Kriminalität in Nabburg sinkt aber Verkehrsunfälle steigen
Die Polizeiinspektion Nabburg hat die Bürgermeister aus dem Zuständigkeitsbereich zu einem Sicherheitsgespräch eingeladen. Dabei stellten die stellvertretende Dienststellenleiterin KHKin Wittl und der Verkehrsexperte POK Bruckmeier den Bericht für das Jahr 2025 vor. Unter den Teilnehmern waren die Bürgermeister aus Stulln (Landkreis Schwandorf, Bayern), dem Markt Schwarzenfeld und der Gemeinde Schwarzach bei Nabburg.
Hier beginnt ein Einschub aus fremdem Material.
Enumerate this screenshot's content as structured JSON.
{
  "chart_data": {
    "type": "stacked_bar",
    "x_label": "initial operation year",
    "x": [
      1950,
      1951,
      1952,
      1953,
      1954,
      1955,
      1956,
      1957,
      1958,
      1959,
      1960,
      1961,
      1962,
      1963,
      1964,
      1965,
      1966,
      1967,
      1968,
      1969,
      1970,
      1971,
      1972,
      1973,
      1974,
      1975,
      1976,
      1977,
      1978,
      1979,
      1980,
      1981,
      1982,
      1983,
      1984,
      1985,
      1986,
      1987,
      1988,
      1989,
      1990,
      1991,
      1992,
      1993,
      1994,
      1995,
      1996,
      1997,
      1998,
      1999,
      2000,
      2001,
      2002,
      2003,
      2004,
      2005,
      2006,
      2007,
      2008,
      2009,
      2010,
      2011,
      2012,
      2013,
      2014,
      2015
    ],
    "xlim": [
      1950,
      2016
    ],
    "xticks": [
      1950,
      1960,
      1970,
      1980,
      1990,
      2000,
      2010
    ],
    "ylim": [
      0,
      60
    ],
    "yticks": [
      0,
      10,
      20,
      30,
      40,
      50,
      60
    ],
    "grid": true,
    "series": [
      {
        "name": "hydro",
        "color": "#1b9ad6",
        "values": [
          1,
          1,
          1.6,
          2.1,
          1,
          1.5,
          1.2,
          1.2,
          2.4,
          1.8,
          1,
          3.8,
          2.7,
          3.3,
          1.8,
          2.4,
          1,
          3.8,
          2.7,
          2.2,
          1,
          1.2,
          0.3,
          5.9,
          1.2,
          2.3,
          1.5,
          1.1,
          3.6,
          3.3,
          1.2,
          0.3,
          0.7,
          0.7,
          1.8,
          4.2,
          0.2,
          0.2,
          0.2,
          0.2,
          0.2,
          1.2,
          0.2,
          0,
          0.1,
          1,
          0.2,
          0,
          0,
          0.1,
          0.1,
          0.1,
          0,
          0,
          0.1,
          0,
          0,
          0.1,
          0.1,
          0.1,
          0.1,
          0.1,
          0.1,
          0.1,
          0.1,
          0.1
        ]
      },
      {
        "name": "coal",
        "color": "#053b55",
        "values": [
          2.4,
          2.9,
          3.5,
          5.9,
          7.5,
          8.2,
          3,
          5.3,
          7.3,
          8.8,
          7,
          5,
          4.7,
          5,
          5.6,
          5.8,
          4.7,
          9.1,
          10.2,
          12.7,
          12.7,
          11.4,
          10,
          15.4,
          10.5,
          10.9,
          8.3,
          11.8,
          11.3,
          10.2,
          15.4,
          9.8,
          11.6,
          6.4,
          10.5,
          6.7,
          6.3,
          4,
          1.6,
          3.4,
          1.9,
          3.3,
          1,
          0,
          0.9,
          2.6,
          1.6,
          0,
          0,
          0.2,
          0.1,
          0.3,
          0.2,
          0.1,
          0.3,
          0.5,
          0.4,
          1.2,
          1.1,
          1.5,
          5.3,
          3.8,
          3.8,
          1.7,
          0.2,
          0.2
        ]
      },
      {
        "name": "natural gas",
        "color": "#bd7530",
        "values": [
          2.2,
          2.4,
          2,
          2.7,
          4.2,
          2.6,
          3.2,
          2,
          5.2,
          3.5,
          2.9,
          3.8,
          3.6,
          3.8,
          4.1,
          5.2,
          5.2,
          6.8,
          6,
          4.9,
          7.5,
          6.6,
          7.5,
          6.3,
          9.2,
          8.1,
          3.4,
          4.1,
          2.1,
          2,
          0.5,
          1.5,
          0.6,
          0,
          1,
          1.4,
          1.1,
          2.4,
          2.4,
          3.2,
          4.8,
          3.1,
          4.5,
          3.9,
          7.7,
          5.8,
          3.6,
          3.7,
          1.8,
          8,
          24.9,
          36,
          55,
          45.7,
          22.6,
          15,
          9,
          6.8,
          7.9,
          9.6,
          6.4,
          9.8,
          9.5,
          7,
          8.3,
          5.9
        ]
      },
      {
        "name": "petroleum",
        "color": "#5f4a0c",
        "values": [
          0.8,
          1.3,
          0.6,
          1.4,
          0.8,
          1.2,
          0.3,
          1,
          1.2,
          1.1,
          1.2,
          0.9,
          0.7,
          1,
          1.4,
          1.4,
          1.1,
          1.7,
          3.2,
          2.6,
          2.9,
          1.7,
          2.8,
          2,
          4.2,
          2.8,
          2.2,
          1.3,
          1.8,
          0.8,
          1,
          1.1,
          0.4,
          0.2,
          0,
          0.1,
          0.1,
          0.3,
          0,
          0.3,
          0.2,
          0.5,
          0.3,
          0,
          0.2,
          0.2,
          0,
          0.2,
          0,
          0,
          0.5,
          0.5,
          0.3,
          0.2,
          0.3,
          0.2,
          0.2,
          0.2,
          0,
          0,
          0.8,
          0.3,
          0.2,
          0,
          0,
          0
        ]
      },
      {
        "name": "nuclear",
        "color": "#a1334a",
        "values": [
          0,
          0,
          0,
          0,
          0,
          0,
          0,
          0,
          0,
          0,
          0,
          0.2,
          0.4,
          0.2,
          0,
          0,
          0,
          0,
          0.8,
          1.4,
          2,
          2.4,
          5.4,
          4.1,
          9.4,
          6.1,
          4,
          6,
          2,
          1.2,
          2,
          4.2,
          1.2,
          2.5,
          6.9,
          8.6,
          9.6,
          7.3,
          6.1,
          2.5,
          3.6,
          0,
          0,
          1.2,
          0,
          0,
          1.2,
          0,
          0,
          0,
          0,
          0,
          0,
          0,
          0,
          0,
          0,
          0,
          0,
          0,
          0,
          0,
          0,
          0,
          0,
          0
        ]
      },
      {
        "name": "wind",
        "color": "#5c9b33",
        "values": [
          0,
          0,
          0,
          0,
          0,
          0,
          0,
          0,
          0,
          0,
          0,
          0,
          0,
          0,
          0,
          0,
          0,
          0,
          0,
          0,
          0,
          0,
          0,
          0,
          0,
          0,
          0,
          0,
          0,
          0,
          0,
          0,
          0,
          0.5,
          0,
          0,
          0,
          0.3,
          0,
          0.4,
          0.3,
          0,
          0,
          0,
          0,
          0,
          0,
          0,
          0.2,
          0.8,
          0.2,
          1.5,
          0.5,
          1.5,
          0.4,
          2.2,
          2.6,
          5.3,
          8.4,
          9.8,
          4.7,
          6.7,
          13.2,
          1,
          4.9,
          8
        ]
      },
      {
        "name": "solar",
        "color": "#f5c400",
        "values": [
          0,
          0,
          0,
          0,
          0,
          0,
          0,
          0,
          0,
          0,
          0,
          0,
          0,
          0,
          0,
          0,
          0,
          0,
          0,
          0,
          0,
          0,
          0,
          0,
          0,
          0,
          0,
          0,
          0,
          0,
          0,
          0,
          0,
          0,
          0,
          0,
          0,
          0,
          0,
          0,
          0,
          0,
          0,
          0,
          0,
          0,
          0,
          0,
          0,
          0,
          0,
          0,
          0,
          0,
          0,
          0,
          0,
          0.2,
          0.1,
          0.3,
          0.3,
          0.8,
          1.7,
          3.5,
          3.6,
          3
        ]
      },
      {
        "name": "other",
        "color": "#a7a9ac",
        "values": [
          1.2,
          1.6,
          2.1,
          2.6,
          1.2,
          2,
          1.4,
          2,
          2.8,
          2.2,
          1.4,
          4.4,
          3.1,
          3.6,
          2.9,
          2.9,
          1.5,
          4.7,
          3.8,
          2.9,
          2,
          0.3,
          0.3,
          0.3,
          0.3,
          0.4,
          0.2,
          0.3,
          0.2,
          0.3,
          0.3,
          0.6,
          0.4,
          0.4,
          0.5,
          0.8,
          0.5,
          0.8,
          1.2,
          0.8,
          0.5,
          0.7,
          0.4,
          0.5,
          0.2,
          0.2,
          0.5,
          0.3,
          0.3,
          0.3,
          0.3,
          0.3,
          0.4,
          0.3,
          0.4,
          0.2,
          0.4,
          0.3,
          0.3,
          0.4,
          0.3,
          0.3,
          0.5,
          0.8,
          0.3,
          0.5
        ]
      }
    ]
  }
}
Die Kriminalität ist im Gebiet der PI Nabburg zurückgegangen. Insgesamt wurden 885 Straftaten registriert. Das sind fast 10 Prozent weniger als im Jahr zuvor. Vor allem gab es weniger Diebstähle und weniger Gewaltverbrechen. Nur bei den Straftaten gegen die sexuelle Selbstbestimmung gab es einen Anstieg. Die Polizei vermutet, dass die Menschen heute sensibler reagieren und solche Taten häufiger anzeigen.
Die Beamten konnten 64,6 Prozent der Fälle aufklären. Das liegt ziemlich genau auf dem Niveau des bayernweiten Durchschnitts. Mit einer Häufigkeitszahl von 593 Straftaten pro 100.000 Einwohner liegt das Gebiet zudem deutlich unter dem Wert des Polizeipräsidiums Oberpfalz. Die Polizei zieht daraus den Schluss, dass man in der Region nach wie vor sicher leben kann.
Ein anderes Bild zeigt die Verkehrslage. Im Jahr 2025 passierten 1.017 Unfälle. Das ist ein Anstieg um knapp 8 Prozent. Rechnerisch kam es jeden Tag zu etwa 2,8 Unfällen. Bei 79 dieser Vorfälle wurden Menschen verletzt. Eine Person starb bei einem Unfall.
Über die Hälfte aller Unfälle waren sogenannte Wildunfälle. Insgesamt stießen 511 Fahrzeuge mit Wildtieren zusammen. Die Polizei betonte am Ende des Termins, dass die gute Zusammenarbeit mit den Gemeinden wichtig sei, um Verbrechen zu bekämpfen und Unfälle zu verhindern.
Weitere Angaben liegen bislang nicht vor.